I must take my leave until Monday and Tuesday, when the "Movie Club" will climax with alligators, lynchings, and draft riots. I'd like to say goodbye to Roger, who will be going on a well-deserved vacation, and to invite professional movie critics or civilian cinephiles who wish to contribute to this discussion (or steer it in a radically new direction) to drop me a note at email@example.com. I will be delighted to bring in more voices/perspectives in the hope of turbo-charging our last two days. (Those of you who feel that we haven't given enough attention to Lord of the Rings: The Two Towers can once again contact me at eatme@Idontgiveashit.com.)
Here are some topics for discussion:
Storytelling. I still want to talk about modes of cinematic rhetoric. Consider the mixture of narration and still frames in Personal Velocity; the benefits and limitations of the exciting faux-documentary style of Bloody Sunday; the feverish intercutting in Adaptation, Chicago, The Hours, Solaris, even The Two Towers! Are we entering a more playful and self-conscious era in storytelling? Is this a good thing—a precursor to a more evolved kind of filmmaking? Or is it tap-dancing over a void?
The War. No mention of 9/11 in the Movie Club this year … how odd. Meanwhile, the World War II template has made a comeback in the revised form of We Were Soldiers and even The Two Towers! Will such cautionary takes as The Quiet American (and the half-brilliant, wholly suspect Bowling for Columbine) make any sort of impact? Or is it full speed ahead to Iraq and beyond with Hollywood leading the charge?
Gangs. I gave an asterisk to Gangs of New York in appreciation for its ambitions and its attempt to bring wondrously to life an era that few of us learned about in school. But I also wondered if Scorsese's longer cut (which I haven't seen) did more justice to his themes—not to mention set up the climax of the New York Draft Riots a bit better. Any thoughts on Gangs in its present form? Anyone out there who saw an earlier version and wants to comment—on or off the record?
Digititis. Video has given us many gifts this year—among them the noble experiments of InDiGent and The Fast Runner. But it's time to pay tribute to the tenacity of classical filmmaking in the face of raging digititis. I'm so bored with the Miracles Are Cheap feeling of movies like Attack of the Clones that I couldn't even bring the proper awe yesterday to a great exhibit of 500 years of trompe-l'oeil at Washington's National Gallery. (It's a fabulous exhibit; I'm just jaded when it comes to the art of illusion.) The more-than-decent Spider-Man was ruined for me when in midstream it turned into a video game with a little man swinging from building to building: I knew there was no danger to a collection of 1s and 0s … Thanks to Steven Spielberg for speaking up for the texture of celluloid, and for going out of his way to make Minority Report look so grainy.

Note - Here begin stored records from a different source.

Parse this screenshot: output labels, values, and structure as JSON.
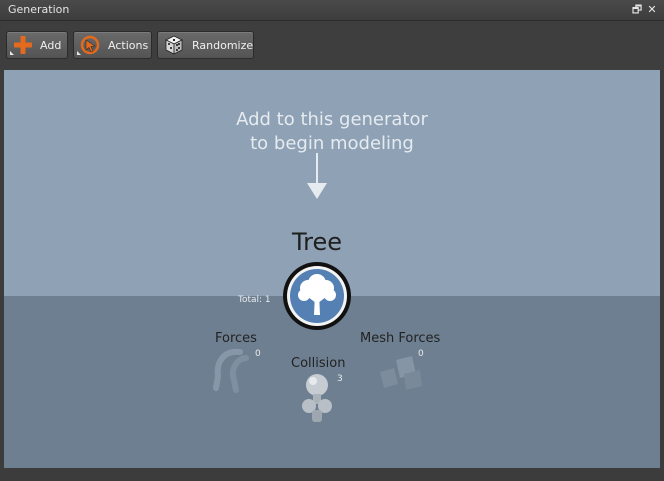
{
  "window": {
    "title": "Generation",
    "restore_glyph": "🗗",
    "close_glyph": "✕"
  },
  "toolbar": {
    "add": {
      "label": "Add",
      "icon": "plus-icon"
    },
    "actions": {
      "label": "Actions",
      "icon": "actions-icon"
    },
    "randomize": {
      "label": "Randomize",
      "icon": "dice-icon"
    }
  },
  "canvas": {
    "hint_line1": "Add to this generator",
    "hint_line2": "to begin modeling",
    "root": {
      "name": "Tree",
      "total_label": "Total: 1",
      "icon": "tree-icon"
    },
    "children": [
      {
        "name": "Forces",
        "count": "0",
        "icon": "magnet-icon"
      },
      {
        "name": "Collision",
        "count": "3",
        "icon": "collision-icon"
      },
      {
        "name": "Mesh Forces",
        "count": "0",
        "icon": "mesh-forces-icon"
      }
    ]
  },
  "colors": {
    "sky": "#8ea1b5",
    "ground": "#6e7f91",
    "node_fill": "#5580b4",
    "accent_orange": "#e46a1e"
  }
}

Thanks to Martin Scorsese for not building all of 1863 New York inside a computer, and to Roman Polanski for limiting his digital FX to a few blocks of rubble. It seems a forgone conclusion that once theater chains take a deep breath and spend the money that movies will be distributed via some sort of digital projection system. But what will be lost when the animators take over? Is Gollum going to be the year's best supporting actor?

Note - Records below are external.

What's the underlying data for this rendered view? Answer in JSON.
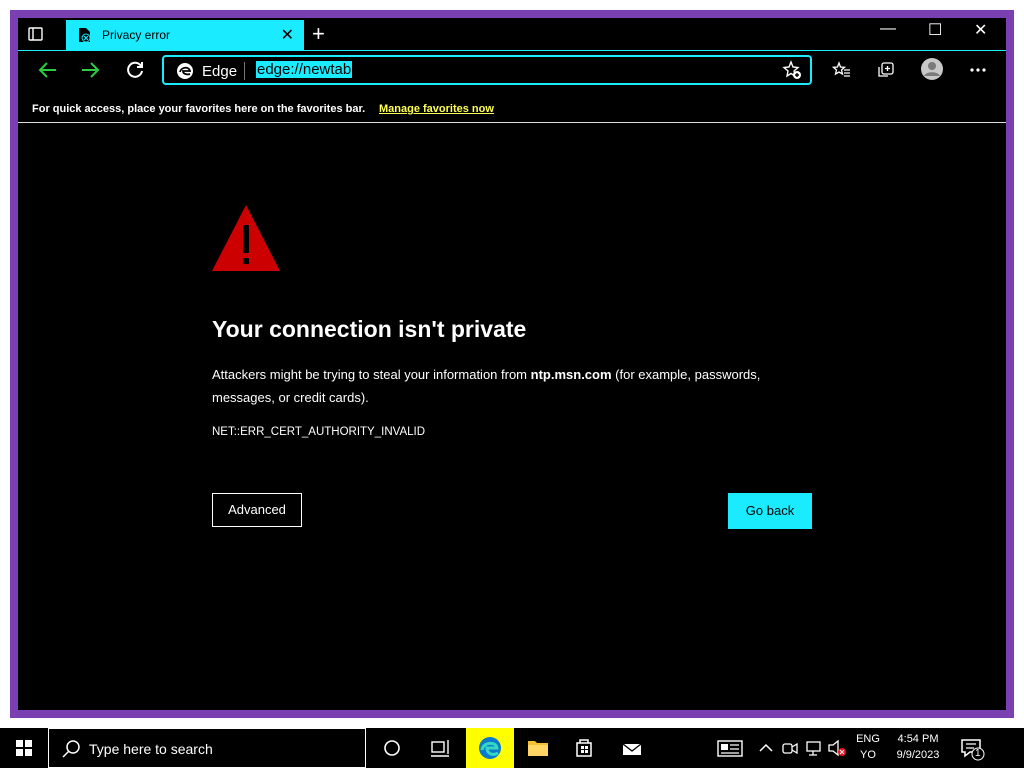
{
  "tab": {
    "title": "Privacy error",
    "close": "✕"
  },
  "window_controls": {
    "minimize": "—",
    "maximize": "☐",
    "close": "✕"
  },
  "new_tab": "+",
  "address": {
    "site_label": "Edge",
    "url": "edge://newtab"
  },
  "favorites_bar": {
    "message": "For quick access, place your favorites here on the favorites bar.",
    "link": "Manage favorites now"
  },
  "error": {
    "heading": "Your connection isn't private",
    "desc_before": "Attackers might be trying to steal your information from ",
    "host": "ntp.msn.com",
    "desc_after": " (for example, passwords, messages, or credit cards).",
    "code": "NET::ERR_CERT_AUTHORITY_INVALID",
    "advanced_label": "Advanced",
    "go_back_label": "Go back"
  },
  "taskbar": {
    "search_placeholder": "Type here to search",
    "lang_top": "ENG",
    "lang_bottom": "YO",
    "time": "4:54 PM",
    "date": "9/9/2023",
    "notifications": "1"
  },
  "colors": {
    "accent": "#1aebff",
    "frame": "#7a3fb0",
    "warning": "#cc0000",
    "link": "#ffff55"
  }
}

Miracles. In the spite of the above, what were the most miraculous human moments at the movies all year? I think of Adrien Brody fumbling with a can of pickles in The Pianist, Jack Nicholson toasting the assembled in About Schmidt, Diane Lane reliving her lover's touch on a train in Unfaithful, and Fiona Shaw coming face to face with her audience, my favorite meta-moment of the year, in Triumph of Love.